I had been here in Pedasi a few months and was getting a little bored.

residency visa

(Photo: George Eastman House/Flickr)

Retirement is wonderful, but after a while of not having much to do, I was running out of things to keep me occupied. I had planted flowers, painted the house, furnished it, baked home made bread and created recipes for pies with local tropical fruits. I was fat, smoking and not really exercising, so I decided it was time to start getting in shape. One Sunday as I was doing my daily one hour walk I ran into a Columbian man I had met once before at a neighbor’s house. He came driving up, stopped and asked me if I would like to join him for a cerveza and ceviche at Playa Arenal. At this time I had no car, so I jumped all over the invitation. I quickly returned to the house, grabbed my purse and my pocket spanish dictionary and away we went.

That’s when it started, my first romance in many years.

A few weeks of courtship had passed and my Columbian amor was trying desperately to communicate something very important. My Spanish had improved enough by this time to sometimes catch the “jest” of a conversation. But during many conversations I found myself just nodding my head with a big smile repeating si, aha si, ok si. (I have found this to be a normal instinctive reaction for many new foreigners trying to be friendly, when in reality we have no idea what the spanish speaker is saying or what we are agreeing to.) However, in this case a “jest” of a conversation and a robotic repetition of si or yes with a big smile was not sufficient for my Colombian. The topic was obviously important so he suggested that he talk with my son Charlie who speaks fluent Spanish and a meeting was arranged.

I called Charlie and asked him if he could stop by the house to translate for us. Once my son arrived my new boyfriend explained that due to his Panamanian citizenship we should marry and after filing all the proper paper work I would have a Panamanian resident visa.

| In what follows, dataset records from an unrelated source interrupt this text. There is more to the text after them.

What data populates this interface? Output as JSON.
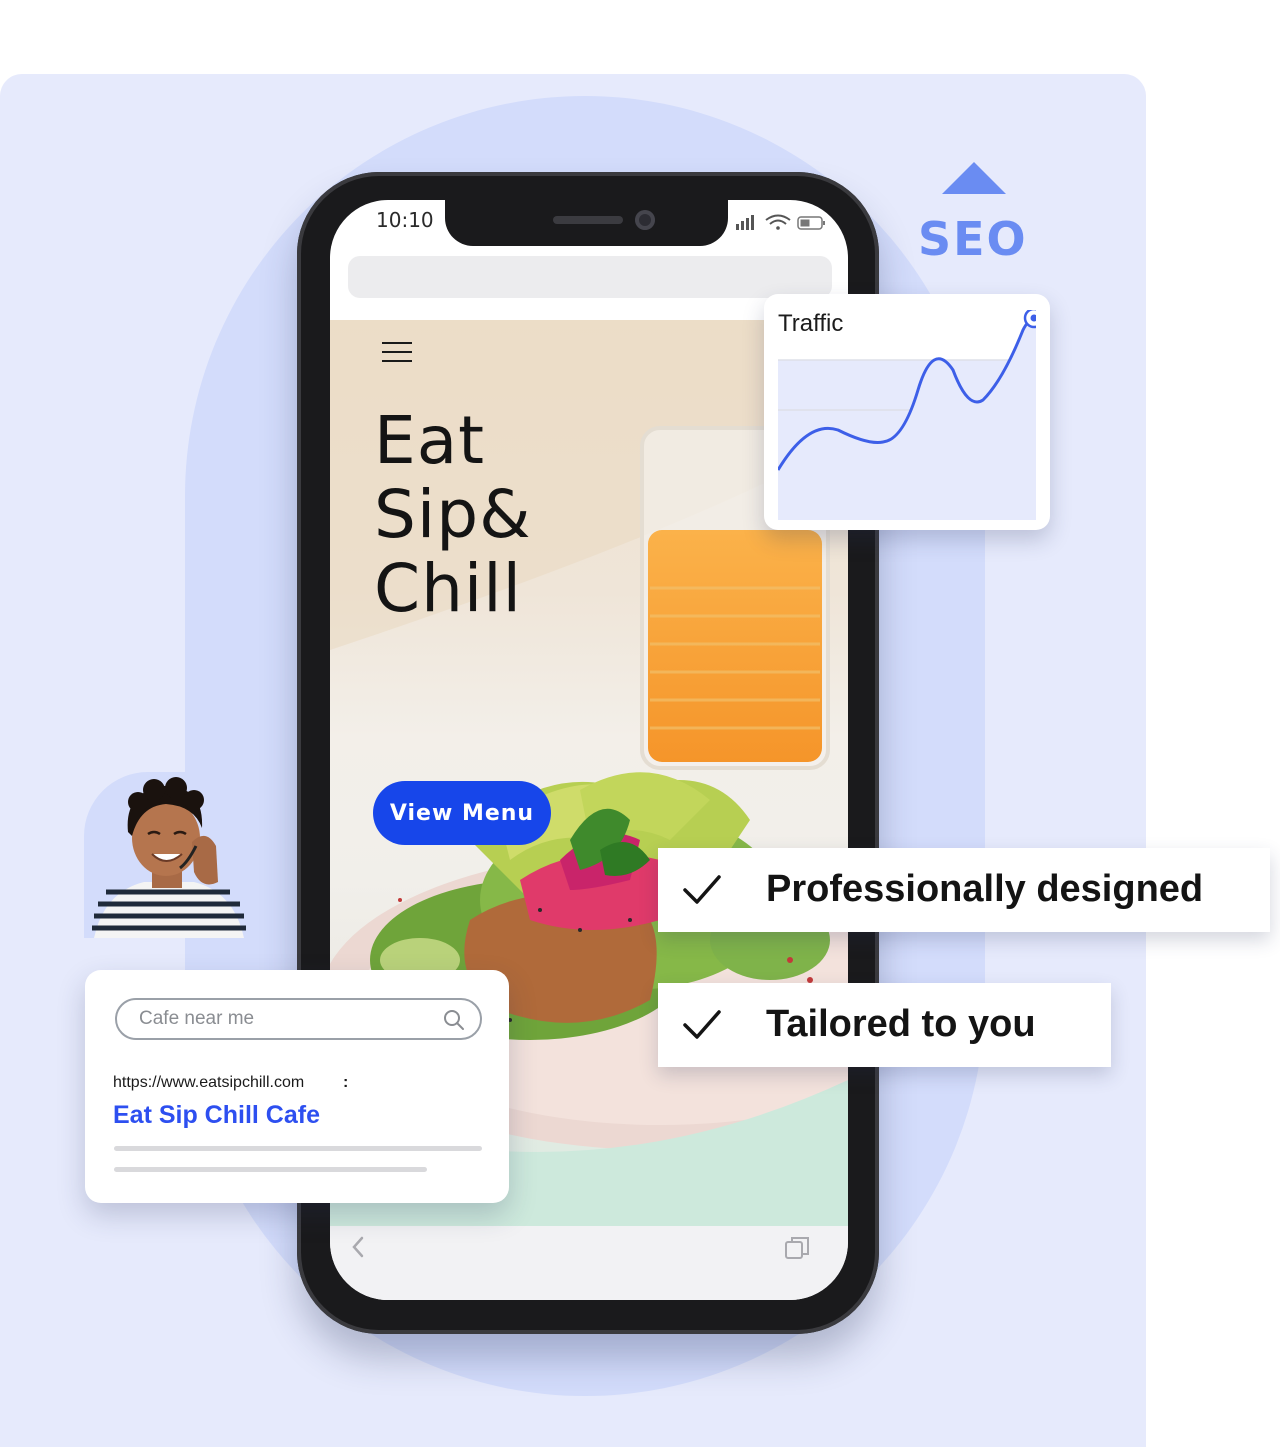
{
  "phone": {
    "status_time": "10:10",
    "hero": {
      "title_lines": [
        "Eat",
        "Sip&",
        "Chill"
      ],
      "cta_label": "View Menu"
    }
  },
  "seo": {
    "label": "SEO"
  },
  "traffic_card": {
    "title": "Traffic"
  },
  "search_card": {
    "placeholder": "Cafe near me",
    "result_url": "https://www.eatsipchill.com",
    "result_menu": ":",
    "result_title": "Eat Sip Chill Cafe"
  },
  "features": [
    {
      "label": "Professionally designed"
    },
    {
      "label": "Tailored to you"
    }
  ],
  "colors": {
    "panel_bg": "#e6eafc",
    "blob": "#d3dcfb",
    "brand_blue": "#1746ea",
    "seo_blue": "#6a8cf2",
    "link_blue": "#2d4ff0"
  },
  "icons": [
    "hamburger-menu-icon",
    "seo-arrow-up-icon",
    "search-icon",
    "check-icon",
    "back-chevron-icon",
    "tabs-icon",
    "signal-icon",
    "wifi-icon",
    "battery-icon"
  ]
}
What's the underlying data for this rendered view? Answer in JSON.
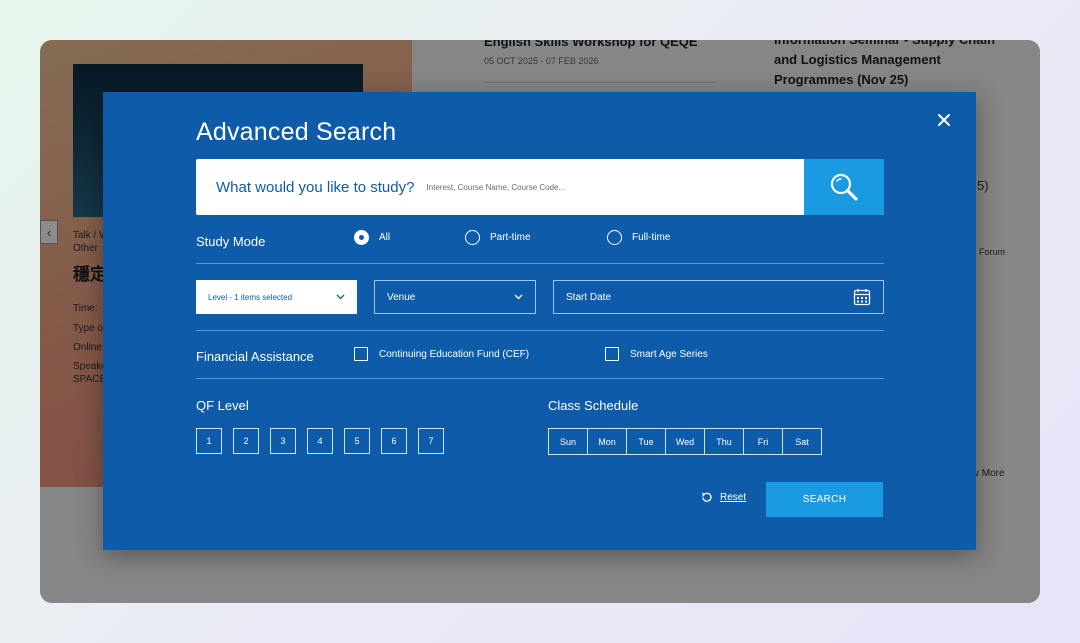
{
  "background": {
    "left_card": {
      "category": "Talk / W",
      "category2": "Other",
      "title": "穩定",
      "time_label": "Time:",
      "type_label": "Type o",
      "online_label": "Online",
      "speaker_label": "Speake",
      "space_label": "SPACE"
    },
    "middle": {
      "title": "English Skills Workshop for QEQE",
      "date": "05 OCT 2025 - 07 FEB 2026"
    },
    "right": {
      "title": "Information Seminar - Supply Chain and Logistics Management Programmes (Nov 25)",
      "side_digit": "5)",
      "forum": "Forum",
      "more": "v More"
    }
  },
  "modal": {
    "title": "Advanced Search",
    "search": {
      "prompt": "What would you like to study?",
      "placeholder": "Interest, Course Name, Course Code..."
    },
    "study_mode": {
      "label": "Study Mode",
      "options": [
        "All",
        "Part-time",
        "Full-time"
      ],
      "selected": "All"
    },
    "filters": {
      "level": "Level - 1 items selected",
      "venue": "Venue",
      "start_date": "Start Date"
    },
    "financial": {
      "label": "Financial Assistance",
      "options": [
        "Continuing Education Fund (CEF)",
        "Smart Age Series"
      ]
    },
    "qf_level": {
      "label": "QF Level",
      "levels": [
        "1",
        "2",
        "3",
        "4",
        "5",
        "6",
        "7"
      ]
    },
    "class_schedule": {
      "label": "Class Schedule",
      "days": [
        "Sun",
        "Mon",
        "Tue",
        "Wed",
        "Thu",
        "Fri",
        "Sat"
      ]
    },
    "reset_label": "Reset",
    "search_label": "SEARCH"
  },
  "colors": {
    "modal_bg": "#0d5ba9",
    "accent": "#1a9ae0"
  },
  "icons": [
    "close-icon",
    "search-icon",
    "chevron-down-icon",
    "calendar-icon",
    "reset-icon"
  ]
}
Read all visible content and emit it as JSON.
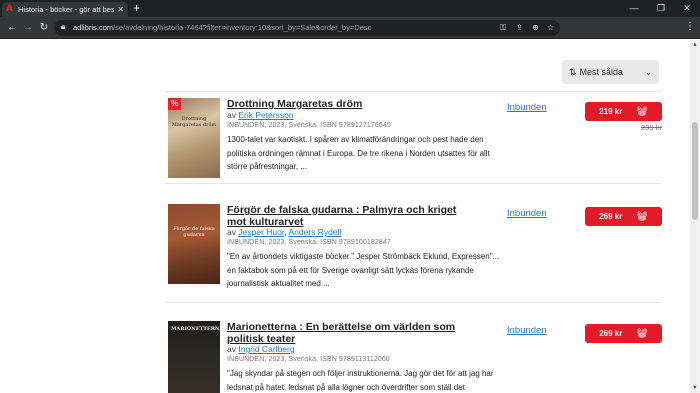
{
  "browser": {
    "tab_title": "Historia - böcker - gör att bestäl",
    "tab_close": "✕",
    "new_tab": "+",
    "url_host": "adlibris.com",
    "url_path": "/se/avdelning/historia-7464?filter=inventory:10&sort_by=Sale&order_by=Desc",
    "window_controls": [
      "—",
      "❐",
      "✕"
    ]
  },
  "sort": {
    "label": "Mest sålda"
  },
  "products": [
    {
      "title": "Drottning Margaretas dröm",
      "by": "av",
      "authors": [
        "Erik Petersson"
      ],
      "meta": "INBUNDEN, 2023, Svenska, ISBN 9789127176645",
      "description": "1300-talet var kaotiskt. I spåren av klimatförändringar och pest hade den politiska ordningen rämnat i Europa. De tre rikena i Norden utsattes för allt större påfrestningar, ...",
      "format": "Inbunden",
      "price": "219 kr",
      "old_price": "239 kr",
      "badge": "%",
      "cover_text": "Drottning Margaretas dröm"
    },
    {
      "title": "Förgör de falska gudarna : Palmyra och kriget mot kulturarvet",
      "by": "av",
      "authors": [
        "Jesper Huor",
        "Anders Rydell"
      ],
      "meta": "INBUNDEN, 2023, Svenska, ISBN 9789100182847",
      "description": "\"En av årtiondets viktigaste böcker.\" Jesper Strömbäck Eklund, Expressen\"... en faktabok som på ett för Sverige ovanligt sätt lyckas förena rykande journalistisk aktualitet med ...",
      "format": "Inbunden",
      "price": "269 kr",
      "cover_text": "Förgör de falska gudarna"
    },
    {
      "title": "Marionetterna : En berättelse om världen som politisk teater",
      "by": "av",
      "authors": [
        "Ingrid Carlberg"
      ],
      "meta": "INBUNDEN, 2023, Svenska, ISBN 9789113112060",
      "description": "\"Jag skyndar på stegen och följer instruktionerna. Jag gör det för att jag har ledsnat på hatet, ledsnat på alla lögner och överdrifter som ställ det",
      "format": "Inbunden",
      "price": "269 kr",
      "cover_text": "MARIONETTERNA"
    }
  ],
  "colors": {
    "buy": "#e21b28",
    "link": "#2a7ab8",
    "tab_bg": "#202124"
  },
  "icons": {
    "cart": "shopping-basket-icon",
    "sort": "sort-arrows-icon"
  }
}
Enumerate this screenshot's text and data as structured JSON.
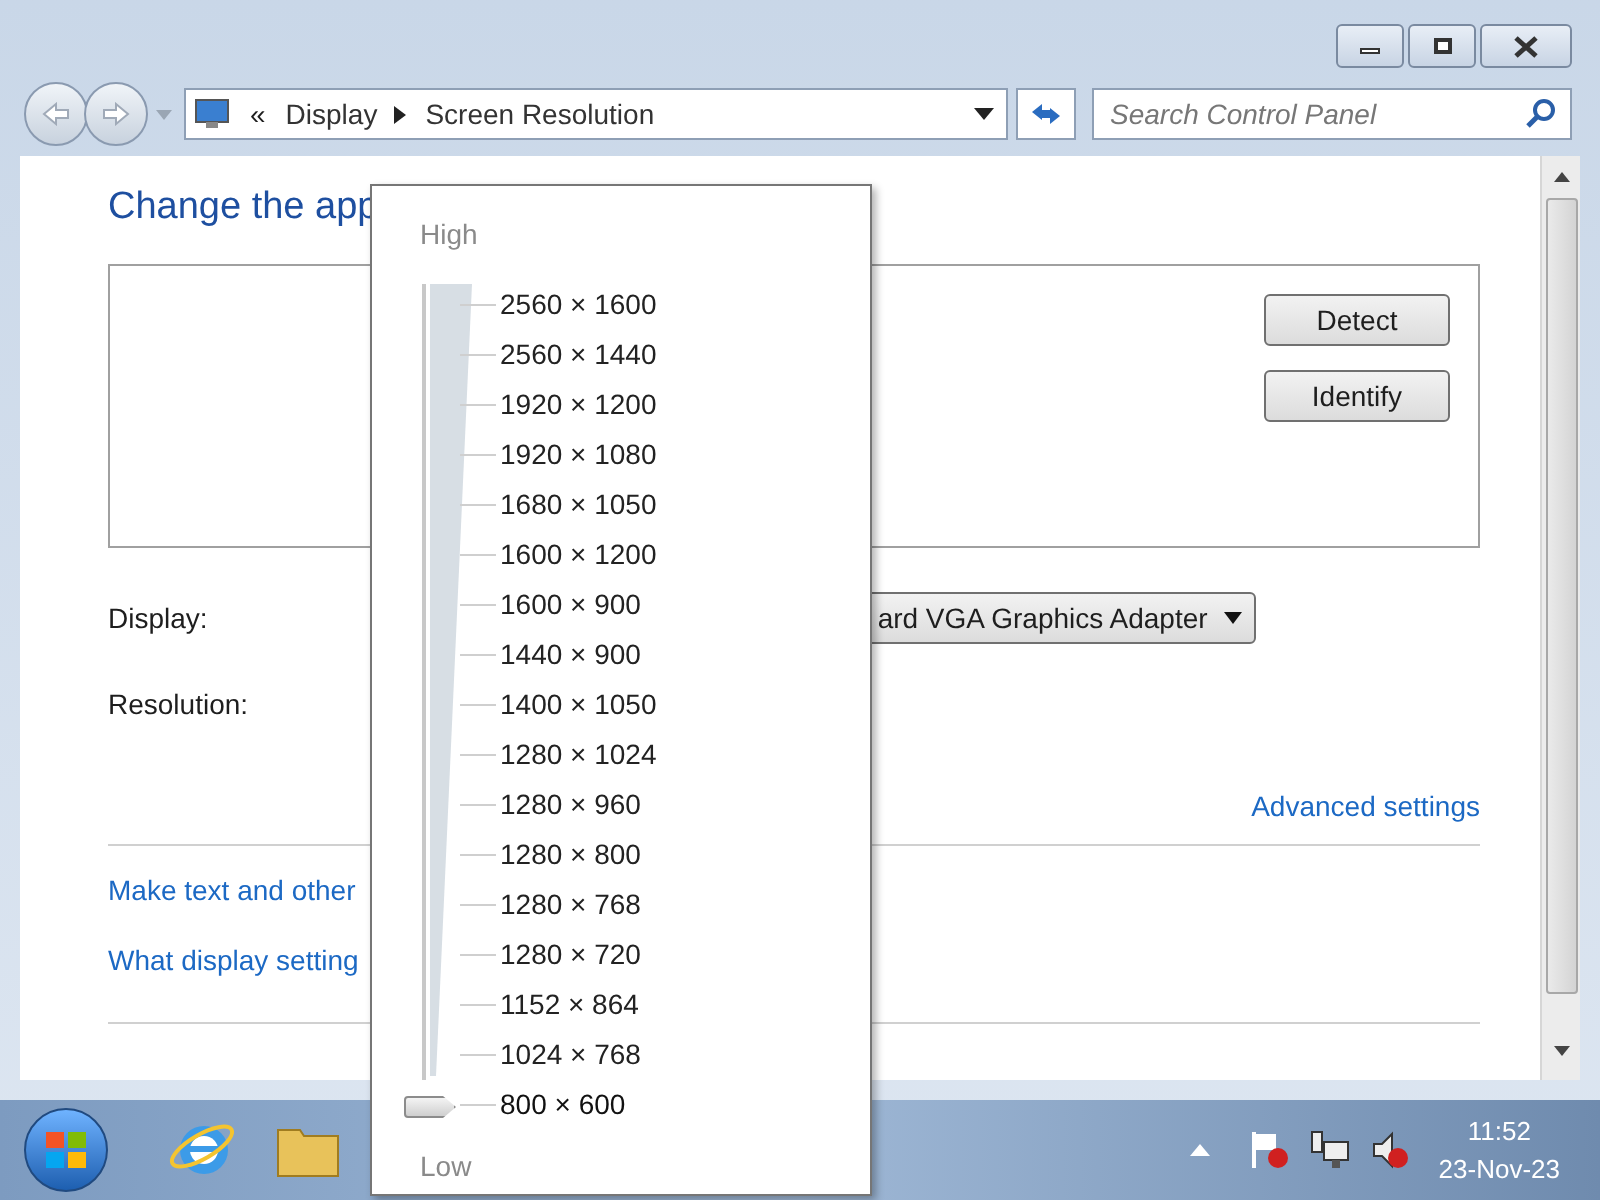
{
  "address_bar": {
    "overflow": "«",
    "crumbs": [
      "Display",
      "Screen Resolution"
    ]
  },
  "search": {
    "placeholder": "Search Control Panel"
  },
  "content": {
    "heading": "Change the app",
    "detect_button": "Detect",
    "identify_button": "Identify",
    "display_label": "Display:",
    "display_value": "ard VGA Graphics Adapter",
    "resolution_label": "Resolution:",
    "advanced_link": "Advanced settings",
    "links": [
      "Make text and other",
      "What display setting"
    ]
  },
  "resolution_popup": {
    "high": "High",
    "low": "Low",
    "options": [
      {
        "label": "2560 × 1600",
        "selected": false
      },
      {
        "label": "2560 × 1440",
        "selected": false
      },
      {
        "label": "1920 × 1200",
        "selected": false
      },
      {
        "label": "1920 × 1080",
        "selected": false
      },
      {
        "label": "1680 × 1050",
        "selected": false
      },
      {
        "label": "1600 × 1200",
        "selected": false
      },
      {
        "label": "1600 × 900",
        "selected": false
      },
      {
        "label": "1440 × 900",
        "selected": false
      },
      {
        "label": "1400 × 1050",
        "selected": false
      },
      {
        "label": "1280 × 1024",
        "selected": false
      },
      {
        "label": "1280 × 960",
        "selected": false
      },
      {
        "label": "1280 × 800",
        "selected": false
      },
      {
        "label": "1280 × 768",
        "selected": false
      },
      {
        "label": "1280 × 720",
        "selected": false
      },
      {
        "label": "1152 × 864",
        "selected": false
      },
      {
        "label": "1024 × 768",
        "selected": false
      },
      {
        "label": "800 × 600",
        "selected": true
      }
    ]
  },
  "taskbar": {
    "time": "11:52",
    "date": "23-Nov-23"
  }
}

This would open the door for many benefits of living here and would eliminate me having to leave the country every six months. I sat there at the table with my mouth hanging open as my son patiently translated this. I could tell through out the conversation Charlie thought this was very funny and was trying not to laugh. It was also made clear that it would be acceptable that I could file for divorce after two years and still have the benefits. I spoke not a word. Finally, when all had been translated and I had said nothing, my Columbiano who was a foreman on local public works projects added one more statement. “If you don’t want me, then you can always marry the drunk road grader driver.”